Experience and Self-Interest: Diverging Responses to Global Warming [Updated 1/13/2025]

(with Helen V. Milner) Revise and resubmit at American Journal of Political Science Abstract
People are increasingly feeling global warming’s effects through extreme heat and natural disasters. How do these climate shocks affect political attitudes? We argue that the effect of climate-related experiences depends significantly on self-interest. People in more vulnerable locations are more likely to respond to climate shocks with greater concern and more support for mitigation policy. We test this argument with a macroeconomic model of climate change, geospatial data on climate shocks, and survey data of 148,712 people across 137 countries, and over time with the same 9,500 individuals in the United States. The results show that climate shocks heighten risk perceptions and lead to greater support for mitigation policies only among people in climate-vulnerable places. This responsiveness to experience is most evident in democratic countries and among people whose livelihoods depend on the weather.
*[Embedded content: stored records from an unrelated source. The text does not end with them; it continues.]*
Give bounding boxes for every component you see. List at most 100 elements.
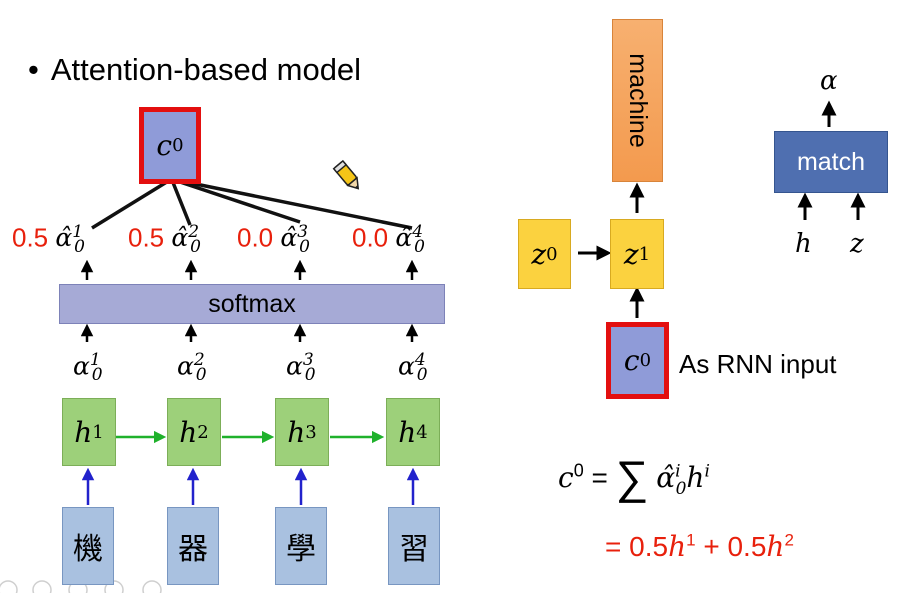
formula-line-1: c0 = ∑ α̂i0hi xyxy=(558,450,710,504)
weight-value-3: 0.0 xyxy=(237,222,274,253)
alpha-hat-sub-1: 0 xyxy=(74,237,85,258)
hidden-base-4: h xyxy=(398,415,417,449)
match-input-z: z xyxy=(850,229,864,259)
formula-line2-mid: + 0.5 xyxy=(695,531,767,562)
attention-line-1 xyxy=(91,178,171,230)
formula-h: h xyxy=(686,461,705,494)
hidden-sup-1: 1 xyxy=(92,421,104,443)
formula-alpha-hat: α̂ xyxy=(656,461,676,494)
alpha-sub-2: 0 xyxy=(195,365,207,386)
formula-line-2: = 0.5h1 + 0.5h2 xyxy=(605,530,794,563)
softmax-layer: softmax xyxy=(59,284,445,324)
hidden-sup-2: 2 xyxy=(197,421,209,443)
formula-line2-h1-sup: 1 xyxy=(686,530,696,550)
match-output-alpha: α xyxy=(820,66,838,96)
match-input-h: h xyxy=(795,229,812,259)
alpha-sup-2: 2 xyxy=(193,350,205,370)
alpha-hat-3: α̂ xyxy=(280,223,298,253)
formula-eq: = xyxy=(591,462,608,493)
hidden-sup-4: 4 xyxy=(416,421,428,443)
attention-line-3 xyxy=(173,178,301,224)
alpha-hat-sup-2: 2 xyxy=(188,222,200,242)
formula-term-sup: i xyxy=(675,461,681,482)
machine-output-box: machine xyxy=(612,19,663,182)
input-char-1: 機 xyxy=(62,507,114,585)
hidden-base-3: h xyxy=(287,415,306,449)
formula-sum: ∑ xyxy=(615,451,649,503)
hidden-base-1: h xyxy=(74,415,93,449)
alpha-symbol-3: α xyxy=(286,351,303,381)
input-char-3: 學 xyxy=(275,507,327,585)
alpha-symbol-4: α xyxy=(398,351,415,381)
machine-label: machine xyxy=(624,53,652,148)
c0-rnn-sup: 0 xyxy=(639,350,652,371)
formula-line2-h2: h xyxy=(766,530,785,563)
formula-line2-h2-sup: 2 xyxy=(784,530,794,550)
alpha-hat-sub-3: 0 xyxy=(299,237,310,258)
alpha-sup-3: 3 xyxy=(302,350,314,370)
context-vector-sup: 0 xyxy=(172,135,184,156)
formula-line2-start: = 0.5 xyxy=(605,531,669,562)
attention-line-4 xyxy=(175,178,413,230)
z0-base: z xyxy=(531,237,547,271)
alpha-1: α10 xyxy=(73,350,103,385)
bullet-glyph: • xyxy=(28,52,39,87)
alpha-hat-sup-1: 1 xyxy=(72,222,84,242)
match-label: match xyxy=(796,147,866,176)
formula-term-sub: 0 xyxy=(675,478,687,499)
alpha-hat-sub-2: 0 xyxy=(190,237,201,258)
weight-value-1: 0.5 xyxy=(12,222,49,253)
z0-sup: 0 xyxy=(546,243,558,265)
alpha-3: α30 xyxy=(286,350,316,385)
slide-title: • Attention-based model xyxy=(28,52,361,88)
weight-group-4: 0.0 α̂40 xyxy=(352,222,425,257)
weight-value-2: 0.5 xyxy=(128,222,165,253)
z1-base: z xyxy=(623,237,639,271)
alpha-2: α20 xyxy=(177,350,207,385)
alpha-hat-2: α̂ xyxy=(171,223,189,253)
alpha-sub-1: 0 xyxy=(91,365,103,386)
attention-line-2 xyxy=(170,179,192,226)
alpha-hat-sup-3: 3 xyxy=(297,222,309,242)
alpha-hat-4: α̂ xyxy=(395,223,413,253)
formula-line2-h1: h xyxy=(668,530,687,563)
input-char-2: 器 xyxy=(167,507,219,585)
hidden-base-2: h xyxy=(179,415,198,449)
alpha-4: α40 xyxy=(398,350,428,385)
alpha-sub-3: 0 xyxy=(304,365,316,386)
weight-value-4: 0.0 xyxy=(352,222,389,253)
formula-lhs-sup: 0 xyxy=(573,460,584,481)
input-char-4: 習 xyxy=(388,507,440,585)
formula-lhs: c xyxy=(558,461,574,494)
alpha-sup-4: 4 xyxy=(414,350,426,370)
weight-group-3: 0.0 α̂30 xyxy=(237,222,310,257)
alpha-hat-1: α̂ xyxy=(55,223,73,253)
softmax-label: softmax xyxy=(208,289,296,318)
alpha-hat-sup-4: 4 xyxy=(412,222,424,242)
alpha-sup-1: 1 xyxy=(89,350,101,370)
c0-rnn-base: c xyxy=(623,344,640,377)
pencil-cursor-icon xyxy=(332,159,360,190)
weight-group-2: 0.5 α̂20 xyxy=(128,222,201,257)
rnn-input-label: As RNN input xyxy=(679,349,837,379)
context-vector-base: c xyxy=(156,129,173,162)
match-block: match xyxy=(774,131,888,193)
attention-lines xyxy=(91,178,413,230)
hidden-sup-3: 3 xyxy=(305,421,317,443)
alpha-sub-4: 0 xyxy=(416,365,428,386)
alpha-symbol-1: α xyxy=(73,351,90,381)
z1-sup: 1 xyxy=(638,243,651,265)
title-text: Attention-based model xyxy=(50,52,362,87)
formula-h-sup: i xyxy=(704,461,710,482)
alpha-hat-sub-4: 0 xyxy=(414,237,425,258)
alpha-symbol-2: α xyxy=(177,351,194,381)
Integrating political economy and behavioral theories helps to explain how political attitudes change.

Public Opinion Foundations of the Clean Energy Transition [Updated 3/19/2025]

(with Matto Mildenberger and Dustin Tingley) Revise and resubmit at Environmental Politics Abstract
Popular debates about political barriers to the energy transition increasingly acknowledge the mass public's role, but often summarize its importance with amorphous concepts like "political" or "public will." This review essay clarifies how the public's beliefs, preferences, and behaviors affect the clean energy transition through three channels: policymaker incentives, electoral selection, and technology adoption and siting. In turn, we consider how energy and climate policy design can influence mass public preferences, emphasizing cost and benefit visibility, public perceptions of distributional effects, and cross-domain policy linkages. Drawing from our review, we outline priorities for public opinion research on the clean energy transition.

The Political Economy of Energy Transitions [Updated 3/13/2024]

(with Dustin Tingley) Under contract at Annual Review of Political Science Abstract
Why are some countries more successful at advancing the clean energy transition than others? Existing studies focus primarily on industrialized democracies and frame domestic and international explanations against each other. Instead, we develop a unifying framework around the idea of credibility to explain clean energy transition outcomes in developed and developing countries and shed light on the prospects for future reform efforts. We elucidate the credibility challenges reformers confront and point to new directions for the comparative and international study of energy transitions necessary to respond to the climate crisis.

Previously titled "Unifying Comparative and International Theories of Energy Transitions around Credibility"

Driving Labor Apart: Climate Policy Backlash in the American Auto Corridor [Updated 8/23/2024]

(with Lewis Krashinsky) Abstract
What are green industrial policy’s electoral effects? There has been a global resurgence in industrial policy on the premise that it sidesteps voter opposition. But we argue that industrial policy can cause backlash when it has unequal effects within sectors. Communities that face job threats should vote for politicians who oppose the energy transition. We leverage disaggregated data to identify counties with jobs at risk from vehicle electrification spurred by industrial policy. Using a difference-in-differences design, we find that the EV transition increased Republican presidential vote share by 2.5 percentage points in vulnerable counties compared to the matched control group. Rather than the national union stemming backlash by unifying labor and the left, our interviews show how local unions provided information that reinforced worker fears. Climate reforms with unequal effects undermine industrial policy’s political logic and cut new cleavages between left parties and the working class.